After a lot of shades of blue, I am now working with orange paint. My string was based on Cadmium Orange, with Cadmium Yellow and Titanium White at the lighter end, and Prussian Blue and Burnt Umber at the dark end. The results are pretty good, but I found the process harder than when I was painting the pears – this session took me almost four hours, and two of the hours were spent readjusting the form and then evening out the gradient.
I think the next one will go smoother if I paint with finer gradient steps and I get the initial placement of the paint more accurate. One thing that slowed me down was that I made the darker regions too wide and this caused me to adjust and readjust the gradient many times over. If I had painted the dark regions in the right place, at the right size, the first time, I would only have had to smooth the gradient once.
The other thing I want to improve is subtlety of the transition between the body of the Mineola and the lump where the stem attaches. In the picture, below, the transitional region is too dark.
Today I painted the shadows and background gradients on the other two Mineola paintings. I’m getting better at the gradients and am finding that it is easier to blend as I go, versus waiting until after I have painted all of the steps.
Saw this interesting palette while visiting Norman Lundin’s studio. Norman is a fascinating guy who has been making art and teaching artists since before I was born. During the visit, we had this wonderful, wide-ranging conversation which I’d love to recount, but I couldn’t possibly do it justice in a blog post.
Suffice it to say, that Norman is as interesting as his palette. I highly recommend dropping by his gallery, Prographica.
What do you do if you start painting and part way through find that your subject matter doesn’t fit your canvas? You can always start over, but this can be discouraging. Another option, if you are painting on panel, is to extend the panel by bolting on another section.
One of my classmates had exactly this problem and Gary thought it would be a teachable moment, so I volunteered to help make and attach a custom cradled panel section.
Making the miter cuts for the corners of the frame.
Clamps hold the frame true and flat as the glue dries. I used Gorilla Glue and made sure to drill and countersink the mounting screws before assembly.
Here’s a view of the back side of the finished frame. The new section is visible on the left side. I was happy that I was able to get a good strong joint that yielded a rigid and almost seamless painting surface.
Here’s the finished frame, awaiting paint. The crack on the front is very small and will hopefully disappear as layers of paint are applied.

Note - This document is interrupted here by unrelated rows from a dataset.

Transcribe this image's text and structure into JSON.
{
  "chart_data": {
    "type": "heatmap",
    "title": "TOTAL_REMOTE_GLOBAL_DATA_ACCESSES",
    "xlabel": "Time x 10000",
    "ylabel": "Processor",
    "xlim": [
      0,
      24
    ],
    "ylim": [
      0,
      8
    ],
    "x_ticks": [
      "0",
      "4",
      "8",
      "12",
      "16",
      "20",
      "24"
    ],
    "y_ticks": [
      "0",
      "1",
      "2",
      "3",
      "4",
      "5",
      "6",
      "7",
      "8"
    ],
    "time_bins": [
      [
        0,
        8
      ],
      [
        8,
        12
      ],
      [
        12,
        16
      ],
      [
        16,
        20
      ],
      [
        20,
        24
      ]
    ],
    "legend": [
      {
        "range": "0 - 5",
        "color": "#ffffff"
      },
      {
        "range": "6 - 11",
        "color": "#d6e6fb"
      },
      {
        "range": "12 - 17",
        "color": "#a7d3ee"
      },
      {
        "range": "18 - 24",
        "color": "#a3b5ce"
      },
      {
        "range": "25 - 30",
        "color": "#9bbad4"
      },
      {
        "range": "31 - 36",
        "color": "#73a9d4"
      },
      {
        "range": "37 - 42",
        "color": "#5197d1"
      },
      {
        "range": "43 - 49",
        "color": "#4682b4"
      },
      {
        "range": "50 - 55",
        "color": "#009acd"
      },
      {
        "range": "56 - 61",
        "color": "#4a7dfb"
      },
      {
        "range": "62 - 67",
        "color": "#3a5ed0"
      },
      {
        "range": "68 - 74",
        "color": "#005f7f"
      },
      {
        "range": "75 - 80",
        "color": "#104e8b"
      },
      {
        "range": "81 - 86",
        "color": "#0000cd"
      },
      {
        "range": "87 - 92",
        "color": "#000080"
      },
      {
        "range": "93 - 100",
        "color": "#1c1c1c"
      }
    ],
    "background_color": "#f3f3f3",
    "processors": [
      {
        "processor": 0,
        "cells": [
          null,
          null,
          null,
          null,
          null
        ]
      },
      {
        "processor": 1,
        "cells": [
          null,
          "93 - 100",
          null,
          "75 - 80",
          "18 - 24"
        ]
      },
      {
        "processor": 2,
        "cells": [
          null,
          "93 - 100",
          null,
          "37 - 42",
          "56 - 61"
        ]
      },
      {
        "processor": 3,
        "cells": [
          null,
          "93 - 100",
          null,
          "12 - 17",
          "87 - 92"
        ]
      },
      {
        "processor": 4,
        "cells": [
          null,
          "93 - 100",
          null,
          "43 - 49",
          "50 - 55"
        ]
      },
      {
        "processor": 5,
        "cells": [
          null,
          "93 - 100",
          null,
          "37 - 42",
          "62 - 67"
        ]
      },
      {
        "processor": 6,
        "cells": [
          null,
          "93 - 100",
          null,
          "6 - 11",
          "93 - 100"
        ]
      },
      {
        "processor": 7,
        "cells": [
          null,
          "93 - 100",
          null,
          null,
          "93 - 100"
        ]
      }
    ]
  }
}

Today I blocked in the last of the four paintings and then started on the shadows and background gradient for the largest painting, which is 10″ x 20″. The large size and late hour conspired to keep me from working on the other three paintings. My hope is that in the next session, I will be able to do the shadows and backgrounds on the other three.
This may seem crazy, but in the spirit of quantity over perfection, I am starting four new paintings. I’ve found that I’m pretty good at coming up with designs, waiting for my paint to thaw, mixing the colors I need, and washing brushes. The area where I need practice is paint handling – the myriad ways of applying paint to canvas – from smooth gradients to thick palette knife impasto, to soft edges. The way I figure it, if I work on multiple paintings simultaneously, I can amortize the design, thawing, mixing, and cleanup over more hours of paint application. That’s the theory anyway.
Originally, I was going to try three paintings based on two tableau, but I added in a fourth, 8″ x 8″ painting for the Maple Valley Creative Arts Council’s Ten-Twenty-Forty fundraiser.
After painting in the reflections on the table top, the pears are almost finished. All I need to do is paint the stems.